Book review - Healer: Dr Prathap Chandra Reddy and the Transformation of India

The riveting tale of the man whose Apollo Hospitals transformed Indian health care

Healer: Dr Prathap Chandra Reddy and the Transformation of India
Healer: Dr Prathap Chandra Reddy and the Transformation of India

Healer: Dr Prathap Chandra Reddy and the Transformation of India
Pranay Gupte
Portfolio
Pages: 548; Price: Rs 899

This voluminous book captures the life and times of doctor-turned-entrepreneur Prathap C. Reddy, Founder Chairman, Apollo Hospitals. and indeed the originator of high-class corporate health care in this country. With Apollo having become a byword for high-class, high-cost health care, biographer Pranay Gupte followed Reddy around India for a whole year to write the book. It looks mostly at Reddys early life, leading up to a historic date, September 18, 1983, when Apollos first hospital in Chennai, was inaugurated by Giani Zail Singh, the then Indian president.

 

Gupte maintains that when Reddy returned to India from the US in 1970, setting up Apollo Hospitals may not have been among his objectives. His first goal then was to create a first-rate cardiology practice. There are stories too surrounding the setting up of the hospitals. How did Reddy acquire the land for his first hospital? He bid for it. An auction of the plot on Greams Road in central Chennai was held on October 10, 1979 at Chennais Cochin House. Reddy consulted his astrologer and numerologist D. Nagarajan, who made some calculations and suggested Reddy put up a figure of Rs 17.4 lakh, which turned out to be the winning bid.

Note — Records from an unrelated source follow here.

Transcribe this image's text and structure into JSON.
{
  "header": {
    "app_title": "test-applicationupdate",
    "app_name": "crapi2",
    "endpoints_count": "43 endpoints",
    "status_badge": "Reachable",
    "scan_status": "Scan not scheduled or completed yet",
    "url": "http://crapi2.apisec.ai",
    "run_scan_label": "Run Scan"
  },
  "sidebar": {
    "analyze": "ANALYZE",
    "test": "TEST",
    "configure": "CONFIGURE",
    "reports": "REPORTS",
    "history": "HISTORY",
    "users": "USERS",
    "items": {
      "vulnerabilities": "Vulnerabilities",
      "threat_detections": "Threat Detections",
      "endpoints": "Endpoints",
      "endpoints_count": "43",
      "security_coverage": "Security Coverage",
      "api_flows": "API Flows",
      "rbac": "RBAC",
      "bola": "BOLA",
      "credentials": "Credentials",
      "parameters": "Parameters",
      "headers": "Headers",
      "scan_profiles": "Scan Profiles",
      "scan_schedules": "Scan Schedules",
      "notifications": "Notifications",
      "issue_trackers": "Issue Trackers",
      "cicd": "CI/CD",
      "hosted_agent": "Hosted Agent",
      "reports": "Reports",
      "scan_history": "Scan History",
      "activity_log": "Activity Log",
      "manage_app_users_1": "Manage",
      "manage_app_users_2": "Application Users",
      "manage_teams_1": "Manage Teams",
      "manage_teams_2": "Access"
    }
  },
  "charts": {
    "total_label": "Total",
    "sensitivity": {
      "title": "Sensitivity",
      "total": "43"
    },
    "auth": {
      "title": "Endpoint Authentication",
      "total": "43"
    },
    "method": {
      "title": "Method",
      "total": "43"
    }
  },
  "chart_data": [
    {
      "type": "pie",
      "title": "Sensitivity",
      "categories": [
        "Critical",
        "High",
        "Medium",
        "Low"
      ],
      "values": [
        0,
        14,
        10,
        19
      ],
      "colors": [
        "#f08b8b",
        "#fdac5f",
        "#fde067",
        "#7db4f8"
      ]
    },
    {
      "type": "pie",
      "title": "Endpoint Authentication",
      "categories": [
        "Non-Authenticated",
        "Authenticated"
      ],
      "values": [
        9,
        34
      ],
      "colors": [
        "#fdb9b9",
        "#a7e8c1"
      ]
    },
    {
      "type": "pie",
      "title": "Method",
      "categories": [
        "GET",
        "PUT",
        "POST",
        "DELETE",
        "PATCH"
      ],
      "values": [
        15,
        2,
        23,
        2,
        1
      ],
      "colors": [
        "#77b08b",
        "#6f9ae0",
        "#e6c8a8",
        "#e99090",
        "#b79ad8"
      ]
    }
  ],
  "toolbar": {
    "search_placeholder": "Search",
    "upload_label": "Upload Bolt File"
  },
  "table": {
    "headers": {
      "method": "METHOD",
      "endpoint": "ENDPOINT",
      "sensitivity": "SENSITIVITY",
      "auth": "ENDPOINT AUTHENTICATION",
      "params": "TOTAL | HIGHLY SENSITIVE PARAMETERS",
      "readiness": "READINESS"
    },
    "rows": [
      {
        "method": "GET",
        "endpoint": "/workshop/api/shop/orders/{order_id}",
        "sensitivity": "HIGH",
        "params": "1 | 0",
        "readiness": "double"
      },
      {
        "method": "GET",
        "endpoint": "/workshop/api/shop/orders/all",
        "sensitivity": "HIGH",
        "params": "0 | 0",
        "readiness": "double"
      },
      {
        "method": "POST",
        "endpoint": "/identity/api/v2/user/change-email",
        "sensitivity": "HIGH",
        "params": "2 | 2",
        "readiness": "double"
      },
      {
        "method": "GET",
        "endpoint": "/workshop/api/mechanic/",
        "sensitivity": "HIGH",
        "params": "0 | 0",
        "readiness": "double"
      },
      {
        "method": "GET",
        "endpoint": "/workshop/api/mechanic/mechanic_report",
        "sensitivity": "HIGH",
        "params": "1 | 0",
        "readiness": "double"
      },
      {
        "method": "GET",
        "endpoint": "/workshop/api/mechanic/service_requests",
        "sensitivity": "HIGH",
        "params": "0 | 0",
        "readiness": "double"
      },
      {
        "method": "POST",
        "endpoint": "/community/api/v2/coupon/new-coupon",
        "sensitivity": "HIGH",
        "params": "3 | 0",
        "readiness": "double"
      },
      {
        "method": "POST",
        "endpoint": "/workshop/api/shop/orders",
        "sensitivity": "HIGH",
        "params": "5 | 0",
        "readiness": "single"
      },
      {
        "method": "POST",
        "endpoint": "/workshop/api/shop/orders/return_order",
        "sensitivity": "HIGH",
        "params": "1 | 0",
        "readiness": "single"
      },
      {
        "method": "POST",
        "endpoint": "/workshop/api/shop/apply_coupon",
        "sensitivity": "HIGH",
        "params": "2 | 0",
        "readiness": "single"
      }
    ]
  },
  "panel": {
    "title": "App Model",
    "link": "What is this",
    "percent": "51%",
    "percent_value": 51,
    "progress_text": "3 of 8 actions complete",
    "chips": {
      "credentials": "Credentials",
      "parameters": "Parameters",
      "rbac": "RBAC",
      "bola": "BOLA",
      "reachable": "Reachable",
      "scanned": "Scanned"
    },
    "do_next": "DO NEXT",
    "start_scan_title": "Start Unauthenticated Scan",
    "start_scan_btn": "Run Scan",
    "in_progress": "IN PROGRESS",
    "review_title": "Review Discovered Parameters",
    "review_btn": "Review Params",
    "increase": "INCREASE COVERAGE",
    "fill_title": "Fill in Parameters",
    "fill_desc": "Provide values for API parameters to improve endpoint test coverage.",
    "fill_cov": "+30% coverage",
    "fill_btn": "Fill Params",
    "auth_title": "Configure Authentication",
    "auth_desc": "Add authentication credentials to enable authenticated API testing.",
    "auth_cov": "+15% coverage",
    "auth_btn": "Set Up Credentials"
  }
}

The book also touches upon Reddys uncanny ability to persuade people. To bureaucrats in socialist India, for instance, notoriously wary of the private sector, especially in a sector such as health care, he would point to the sore need for more hospital beds, and the fact that while the government may provide basic primary health care, it simply did not have the wherewithal or manpower to offer tertiary care. To intellectuals and other influencers of public policy, Reddy would point out that by 2030, India would have 500 million retirees of a projected population of 1.6 billion. Who would provide them with appropriate health-care facilities if he did not take the initiative?

Reddys widespread influence can be gauged from one section of the book which carries testimonials about him from all kinds of movers and shakers - they include Jeffrey Immelt, Chairman and CEO, General Electric; Ratan Tata, Chairman, Tata Trusts; and Mukesh Ambani, Chairman and CEO, Reliance Industries. Reddy seems to have also found admirers among spiritual gurus such as Sadhguru Jaggi Vasudev, Founder, Isha Foundation, and among politicians such as Kamal Nath, Union Minister for Parliamentary Affairs and Urban Development.

Apart from recording the growth of the Apollo chain from a single hospital to over 50 today, employing close to 70,000 people, the book also dwells on Reddys personal life. With Andhra Pradesh in the throes of being carved up into Telangana and Andhra regions, it is interesting that the book describes him as "an Andhra Reddy". He is a Rayalaseema Reddy from the Chittoor region, while his wife Sucharitha comes from Khammam, which is would be part of the Telangana region.

The book portrays Reddy as a man who is always thinking ahead and planning for the future. After turning 80 in February 2013, he set up a family council to oversee both transition and third-generation involvement in Apollo Hospitals. It seems that Reddys father has been proven right. It was he who wrote to the young Reddy urging him to return to India after finishing his training in the US when Reddy was toying with the idea of settling down in that country.